Returning to the computers, I looked up the call number of the Joint Commission on Accreditation of Healthcare Organizations rosters, found the bound volumes in the stacks, and beginning with the year of Mate's internship looked up Oxford Hill. In business and accredited fully. Same for the following five years, then nothing.

 

The place had been legitimate, but it had closed down. Good luck finding someone who remembered the middle-aged intern with the ghoulish hobby.

 

What use was there excavating Mate's past, anyway? He'd become the victim, and it was the butcher I needed to understand, not the slab of meat in the back of the rented van.

 

I left the library and drove to the West L.A. station.

 

• • •

 

When I pulled up, Milo was standing in front with two men in their late twenties.
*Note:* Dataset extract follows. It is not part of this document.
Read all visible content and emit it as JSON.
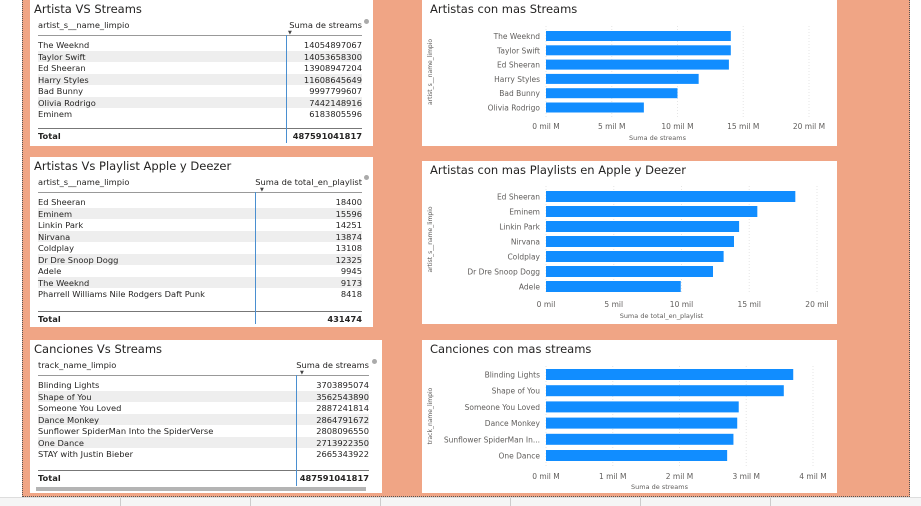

Both wore gray sport coats and dark slacks and held notepads against their thighs. Both were tall as Milo, each was forty pounds lighter. Neither looked happy.

 

The man to the left had a puffy face, squashed features and wheat-colored blow-dried hair. The other D-I was dark, balding, bespectacled.

 

Milo said something to them and they returned inside.

 

"Your little elves?" I said, when he came over.